Artificial intelligent assistant

browis

browis Obs. or dial.
  (ˈbraʊɪs)
  Forms: 3 broys, 4 brouwys, 5 browyce, 5–6 browes, 5–7 -esse, 7– browis; see also brewis, brose.
  [ME. broys, browes, a. OF. broez, brouetz, nom. of broet, brouet, browet. Of this word browet is an original doublet, and brewis, brose, later variants.]
   1. = brewis, in both senses.

a 1300 Havelok 924 Make þe broys in þe led. c 1325 Coer de L. 3077 Soupyd off the brouwys a sope. c 1430 Lydg. Order of Fooles Min. Poems 165 Tendre browyce made with a mary-boon. c 1440 Promp. Parv. 53 Browesse [v.r. browes], adipatum. c 1450 Knt. de la Tour (1868) 8 She come into the warderobe to ete browesse. 1513 W. de Worde Bk. Keruynge in Babees Bk. (1868) 274 Potage, as wortes, Iowtes, or browes. 1562 J. Heywood Prov. & Epigr. (1867) 72, I will eate no browesse sops. 1601 Holland Pliny xix. viii, A kinde of broth or browesse. 1658 R. Franck North. Mem. (1821) 209 When they kill a beast..make a caldron of his skin, browis of his bowels.

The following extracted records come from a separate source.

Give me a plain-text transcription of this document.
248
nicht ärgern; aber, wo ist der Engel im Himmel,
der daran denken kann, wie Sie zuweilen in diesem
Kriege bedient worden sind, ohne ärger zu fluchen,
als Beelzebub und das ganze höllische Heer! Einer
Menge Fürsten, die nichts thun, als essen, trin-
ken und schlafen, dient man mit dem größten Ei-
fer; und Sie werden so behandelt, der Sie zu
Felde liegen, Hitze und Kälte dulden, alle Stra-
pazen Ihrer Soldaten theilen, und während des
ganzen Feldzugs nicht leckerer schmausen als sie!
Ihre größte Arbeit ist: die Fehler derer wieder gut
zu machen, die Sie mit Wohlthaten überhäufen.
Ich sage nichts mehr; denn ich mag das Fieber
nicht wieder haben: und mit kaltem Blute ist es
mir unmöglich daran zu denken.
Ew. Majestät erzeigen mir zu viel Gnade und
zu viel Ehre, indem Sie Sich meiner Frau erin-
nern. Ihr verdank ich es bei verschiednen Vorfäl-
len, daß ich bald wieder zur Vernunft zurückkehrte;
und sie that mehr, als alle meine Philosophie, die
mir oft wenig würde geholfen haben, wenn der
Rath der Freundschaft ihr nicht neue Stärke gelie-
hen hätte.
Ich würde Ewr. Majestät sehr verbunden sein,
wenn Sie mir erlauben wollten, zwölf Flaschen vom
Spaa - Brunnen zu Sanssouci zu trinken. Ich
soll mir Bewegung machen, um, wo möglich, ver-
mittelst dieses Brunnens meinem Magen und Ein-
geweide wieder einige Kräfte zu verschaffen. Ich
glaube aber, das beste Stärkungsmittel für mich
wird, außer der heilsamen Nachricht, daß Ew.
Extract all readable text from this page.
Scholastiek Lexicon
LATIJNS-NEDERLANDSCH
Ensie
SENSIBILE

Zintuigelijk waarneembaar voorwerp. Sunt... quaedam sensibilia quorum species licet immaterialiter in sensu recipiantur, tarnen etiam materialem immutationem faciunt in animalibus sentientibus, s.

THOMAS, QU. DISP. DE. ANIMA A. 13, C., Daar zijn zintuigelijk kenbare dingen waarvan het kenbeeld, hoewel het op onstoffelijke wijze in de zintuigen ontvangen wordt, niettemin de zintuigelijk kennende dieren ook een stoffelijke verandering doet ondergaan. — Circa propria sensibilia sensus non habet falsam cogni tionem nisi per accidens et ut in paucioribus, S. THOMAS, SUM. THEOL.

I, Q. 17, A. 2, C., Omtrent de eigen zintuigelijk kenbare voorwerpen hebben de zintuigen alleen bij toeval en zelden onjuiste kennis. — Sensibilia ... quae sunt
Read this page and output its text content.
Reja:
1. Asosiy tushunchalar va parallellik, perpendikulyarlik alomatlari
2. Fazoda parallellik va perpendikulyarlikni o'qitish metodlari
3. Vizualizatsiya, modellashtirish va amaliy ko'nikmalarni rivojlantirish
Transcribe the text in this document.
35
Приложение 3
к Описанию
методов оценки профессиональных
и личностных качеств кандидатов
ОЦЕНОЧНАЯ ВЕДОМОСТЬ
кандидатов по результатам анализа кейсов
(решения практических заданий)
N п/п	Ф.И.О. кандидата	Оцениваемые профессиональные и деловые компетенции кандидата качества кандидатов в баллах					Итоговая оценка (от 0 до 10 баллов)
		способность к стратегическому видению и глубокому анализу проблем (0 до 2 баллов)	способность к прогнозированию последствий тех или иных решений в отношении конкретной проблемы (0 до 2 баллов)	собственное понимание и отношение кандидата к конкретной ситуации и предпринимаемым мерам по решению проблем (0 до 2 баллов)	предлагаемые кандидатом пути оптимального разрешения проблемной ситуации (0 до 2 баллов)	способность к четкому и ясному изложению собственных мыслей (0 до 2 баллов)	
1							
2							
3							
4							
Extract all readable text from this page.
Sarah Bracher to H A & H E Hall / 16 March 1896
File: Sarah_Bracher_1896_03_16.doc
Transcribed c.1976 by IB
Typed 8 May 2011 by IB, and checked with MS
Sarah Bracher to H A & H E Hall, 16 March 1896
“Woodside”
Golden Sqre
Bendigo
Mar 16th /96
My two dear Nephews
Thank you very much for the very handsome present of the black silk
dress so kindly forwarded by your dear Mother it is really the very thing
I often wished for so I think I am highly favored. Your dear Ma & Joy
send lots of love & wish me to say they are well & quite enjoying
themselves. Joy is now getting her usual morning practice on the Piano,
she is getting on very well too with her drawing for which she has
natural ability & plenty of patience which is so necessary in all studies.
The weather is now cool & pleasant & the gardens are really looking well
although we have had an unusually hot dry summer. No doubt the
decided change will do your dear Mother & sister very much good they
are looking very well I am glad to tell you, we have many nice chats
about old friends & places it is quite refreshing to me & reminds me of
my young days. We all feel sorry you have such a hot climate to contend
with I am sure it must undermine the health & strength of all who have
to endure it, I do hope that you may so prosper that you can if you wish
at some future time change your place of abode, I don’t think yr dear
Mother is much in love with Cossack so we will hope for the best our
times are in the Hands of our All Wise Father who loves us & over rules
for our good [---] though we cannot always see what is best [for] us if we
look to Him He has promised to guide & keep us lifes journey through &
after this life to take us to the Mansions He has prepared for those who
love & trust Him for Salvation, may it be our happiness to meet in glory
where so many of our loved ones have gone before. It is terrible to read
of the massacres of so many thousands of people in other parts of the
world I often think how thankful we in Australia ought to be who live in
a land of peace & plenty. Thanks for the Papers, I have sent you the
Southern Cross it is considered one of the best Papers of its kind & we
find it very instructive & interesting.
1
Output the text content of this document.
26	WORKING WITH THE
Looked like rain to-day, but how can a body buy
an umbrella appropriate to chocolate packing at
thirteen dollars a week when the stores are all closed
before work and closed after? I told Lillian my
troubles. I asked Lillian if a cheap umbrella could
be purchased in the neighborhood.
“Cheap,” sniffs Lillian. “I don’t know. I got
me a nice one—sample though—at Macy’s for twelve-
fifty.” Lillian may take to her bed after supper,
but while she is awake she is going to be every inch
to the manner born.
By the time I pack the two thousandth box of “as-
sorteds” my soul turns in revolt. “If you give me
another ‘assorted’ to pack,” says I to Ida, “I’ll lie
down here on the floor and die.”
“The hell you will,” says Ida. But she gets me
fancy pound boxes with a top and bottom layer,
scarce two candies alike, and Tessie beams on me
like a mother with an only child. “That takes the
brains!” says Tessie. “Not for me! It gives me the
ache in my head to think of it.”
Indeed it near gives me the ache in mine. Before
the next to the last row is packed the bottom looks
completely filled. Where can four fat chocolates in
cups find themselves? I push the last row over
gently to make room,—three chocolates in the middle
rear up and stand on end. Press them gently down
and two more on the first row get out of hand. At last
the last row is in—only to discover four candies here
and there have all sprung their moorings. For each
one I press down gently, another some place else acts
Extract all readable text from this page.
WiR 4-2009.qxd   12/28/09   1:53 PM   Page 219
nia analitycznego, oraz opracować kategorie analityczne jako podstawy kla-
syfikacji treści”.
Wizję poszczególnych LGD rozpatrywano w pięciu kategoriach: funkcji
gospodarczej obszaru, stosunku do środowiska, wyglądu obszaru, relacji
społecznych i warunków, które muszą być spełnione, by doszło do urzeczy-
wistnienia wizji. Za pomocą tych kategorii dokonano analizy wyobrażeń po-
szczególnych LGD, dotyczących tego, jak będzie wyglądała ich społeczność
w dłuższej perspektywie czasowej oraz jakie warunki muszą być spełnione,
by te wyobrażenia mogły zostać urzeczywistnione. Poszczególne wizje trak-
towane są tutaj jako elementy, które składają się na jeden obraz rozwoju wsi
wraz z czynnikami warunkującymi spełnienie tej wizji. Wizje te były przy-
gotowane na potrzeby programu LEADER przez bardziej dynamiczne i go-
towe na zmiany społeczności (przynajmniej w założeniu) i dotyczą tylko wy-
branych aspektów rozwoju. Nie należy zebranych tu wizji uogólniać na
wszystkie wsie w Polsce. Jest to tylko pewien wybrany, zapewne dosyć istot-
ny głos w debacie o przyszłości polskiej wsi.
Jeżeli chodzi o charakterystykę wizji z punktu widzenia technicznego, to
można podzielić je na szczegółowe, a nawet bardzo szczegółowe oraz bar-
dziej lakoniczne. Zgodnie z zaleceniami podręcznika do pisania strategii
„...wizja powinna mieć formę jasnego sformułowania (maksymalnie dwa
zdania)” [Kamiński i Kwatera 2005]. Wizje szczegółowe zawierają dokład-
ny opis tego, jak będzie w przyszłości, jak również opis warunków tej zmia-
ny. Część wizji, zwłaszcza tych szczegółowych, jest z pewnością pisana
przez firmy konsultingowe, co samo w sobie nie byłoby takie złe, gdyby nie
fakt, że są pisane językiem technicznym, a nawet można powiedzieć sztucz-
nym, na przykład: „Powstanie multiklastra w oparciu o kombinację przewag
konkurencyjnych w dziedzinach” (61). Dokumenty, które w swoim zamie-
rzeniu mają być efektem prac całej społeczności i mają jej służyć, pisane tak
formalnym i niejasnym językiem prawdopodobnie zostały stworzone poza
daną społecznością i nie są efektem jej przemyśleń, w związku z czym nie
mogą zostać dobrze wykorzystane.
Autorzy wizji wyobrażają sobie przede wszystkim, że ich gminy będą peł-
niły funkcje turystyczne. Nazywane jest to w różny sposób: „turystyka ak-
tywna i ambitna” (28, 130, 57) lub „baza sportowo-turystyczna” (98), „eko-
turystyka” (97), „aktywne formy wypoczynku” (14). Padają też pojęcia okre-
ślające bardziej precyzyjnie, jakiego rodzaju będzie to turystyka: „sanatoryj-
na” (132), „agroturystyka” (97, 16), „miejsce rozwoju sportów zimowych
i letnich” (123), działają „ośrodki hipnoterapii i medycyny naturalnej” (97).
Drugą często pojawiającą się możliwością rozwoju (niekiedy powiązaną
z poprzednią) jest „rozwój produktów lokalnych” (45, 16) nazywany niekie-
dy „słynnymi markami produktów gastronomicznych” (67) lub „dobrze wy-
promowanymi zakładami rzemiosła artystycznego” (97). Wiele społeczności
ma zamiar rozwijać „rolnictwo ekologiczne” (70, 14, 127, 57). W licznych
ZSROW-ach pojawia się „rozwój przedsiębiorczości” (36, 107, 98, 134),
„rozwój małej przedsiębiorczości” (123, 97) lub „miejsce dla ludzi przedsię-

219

  2. A kind of brose; as the browis of the Sheffield Cutlers' Feast, a dish made by pouring boiling water upon oat-cakes mixed with dripping, and seasoned with pepper, salt, and butter.

1839 A. Bywater Sheffield Dial. (1877) 32 Nettle porridge an' brawis. 1880 Sheff. Independent 3 Sept., Returning to their hall, the members of the Company partook of ‘browis’—a cunningly devised broth without which the installation [of the Master Cutler] would not be complete.